Adımın, adresimin sevdiğim bir dost tarafından yazılmasını
özlemişim.
Çocuk gibi sevindim. Bir süre açmaya kıyamadım zarfı,
öylece bekledim.
Gözlerimi el yazısından almadım, alamadım. Seyrettim.
"s" biraz yamuktu, "b" desem sanki
kelimeden ayrı gibi, bir başına.
Belli ki aceleyle yazılmıştı. Ama her harf bir dokunuştu.
Sarı zarfa dost eli değmişti, dost yüreği gezinmişti
üzerinde.
İstanbul'un göğü grilere teslimken, sabah kuşları
taze, yeşilli
yaprakların arasında kuru dal ararken, gün bulutlu,
rüzgârlı ve gitgide sessizken gelivermişti.
Apartmanın girişindeki asık suratlı gri posta kutusu
bana göz kırptı sanki. Konuştu... Duydum!

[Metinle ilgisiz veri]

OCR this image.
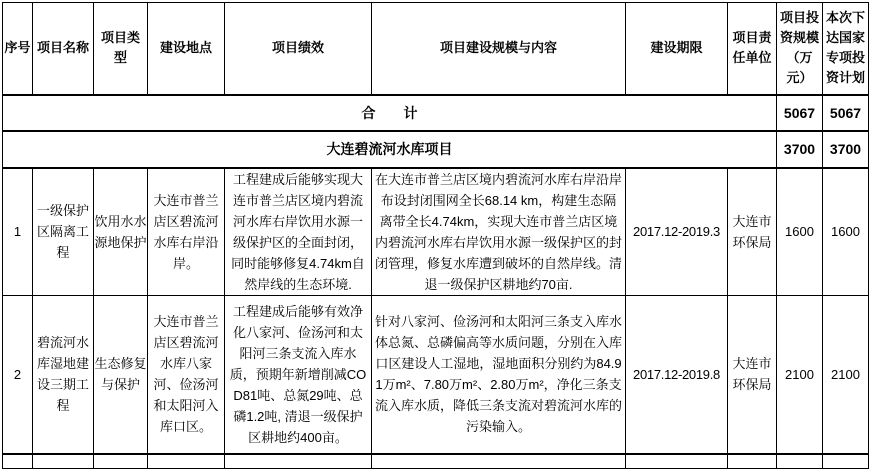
序号	项目名称	项目类型	建设地点	项目绩效	项目建设规模与内容	建设期限	项目责任单位	项目投资规模（万元）	本次下达国家专项投资计划
合　　计								5067	5067
大连碧流河水库项目								3700	3700
1	一级保护区隔离工程	饮用水水源地保护	大连市普兰店区碧流河水库右岸沿岸。	工程建成后能够实现大连市普兰店区境内碧流河水库右岸饮用水源一级保护区的全面封闭，同时能够修复4.74km自然岸线的生态环境.	在大连市普兰店区境内碧流河水库右岸沿岸布设封闭围网全长68.14 km，构建生态隔离带全长4.74km，实现大连市普兰店区境内碧流河水库右岸饮用水源一级保护区的封闭管理，修复水库遭到破坏的自然岸线。清退一级保护区耕地约70亩.	2017.12-2019.3	大连市环保局	1600	1600
2	碧流河水库湿地建设三期工程	生态修复与保护	大连市普兰店区碧流河水库八家河、俭汤河和太阳河入库口区。	工程建成后能够有效净化八家河、俭汤河和太阳河三条支流入库水质，预期年新增削减COD81吨、总氮29吨、总磷1.2吨, 清退一级保护区耕地约400亩。	针对八家河、俭汤河和太阳河三条支入库水体总氮、总磷偏高等水质问题，分别在入库口区建设人工湿地，湿地面积分别约为84.91万m²、7.80万m²、2.80万m²，净化三条支流入库水质，降低三条支流对碧流河水库的污染输入。	2017.12-2019.8	大连市环保局	2100	2100
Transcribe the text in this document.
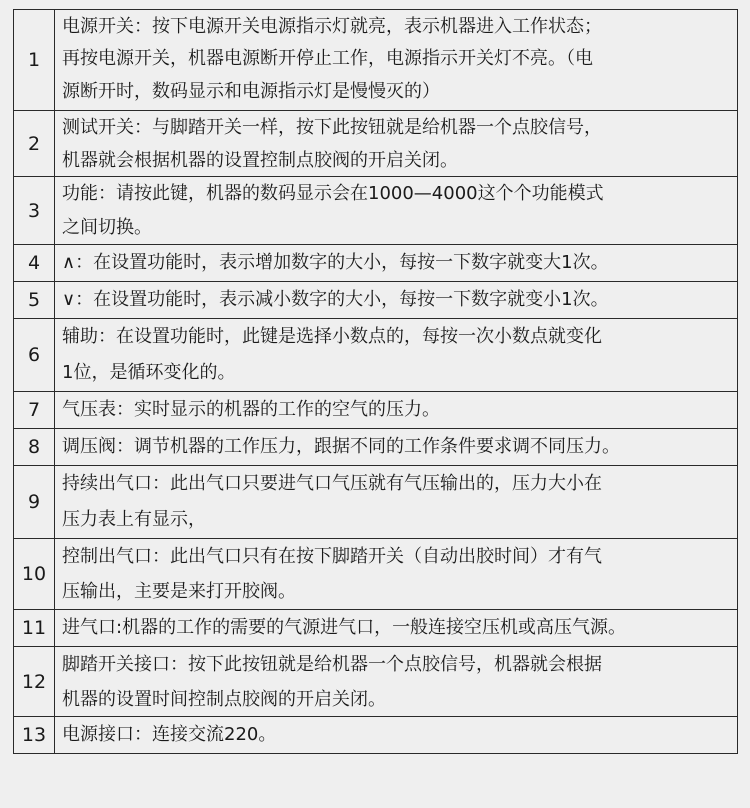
1	电源开关：按下电源开关电源指示灯就亮，表示机器进入工作状态；

	再按电源开关，机器电源断开停止工作，电源指示开关灯不亮。（电

	源断开时，数码显示和电源指示灯是慢慢灭的）

2	测试开关：与脚踏开关一样，按下此按钮就是给机器一个点胶信号，

	机器就会根据机器的设置控制点胶阀的开启关闭。

3	功能：请按此键，机器的数码显示会在1000—4000这个个功能模式

	之间切换。

4	∧：在设置功能时，表示增加数字的大小，每按一下数字就变大1次。

5	∨：在设置功能时，表示减小数字的大小，每按一下数字就变小1次。

6	辅助：在设置功能时，此键是选择小数点的，每按一次小数点就变化

	1位，是循环变化的。

7	气压表：实时显示的机器的工作的空气的压力。

8	调压阀：调节机器的工作压力，跟据不同的工作条件要求调不同压力。

9	持续出气口：此出气口只要进气口气压就有气压输出的，压力大小在

	压力表上有显示，

10	控制出气口：此出气口只有在按下脚踏开关（自动出胶时间）才有气

	压输出，主要是来打开胶阀。

11	进气口:机器的工作的需要的气源进气口，一般连接空压机或高压气源。

12	脚踏开关接口：按下此按钮就是给机器一个点胶信号，机器就会根据

	机器的设置时间控制点胶阀的开启关闭。

13	电源接口：连接交流220。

Ne zamandır hep ince uzun, dikdörtgen zarflar alıyordum.
Bankalardan,
taksitli kartların ekstreleri. Bir de telefon ve elektrik
faturaları.
Mektup almayalı ne çok olmuş. Ne çok özlemişim el
yazısıyla
yazılmış zarfları. Her biri aynı karakterde yazılmış,
puntoları bile
değişmeyen zarflar hayatımı ne zaman işgal ettiler?
Ya, el yazılı zarflar nasıl minik ve çelimsiz adımlarla
uzağıma
nasıl düştüler? Ve ben buna nasıl izin verdim.
Başka zaman olsa kendime kızardım. Bu kez öyle olmadı.
Kendimi anlamaya çalıştım. Affettim. Zarfı yavaş, yavaş
açtım.
Sindire, sindire. Çizgisiz kağıda yazılmış, kat yerleri
özenle ayarlanmış mektubu şaşkınlıkla okşadım.
Sadece iki satırdı mektup: "Her gün mailleşmek
yetmedi birden.
Ekrandan ekrana yaptığımız yazışmalar yetmedi.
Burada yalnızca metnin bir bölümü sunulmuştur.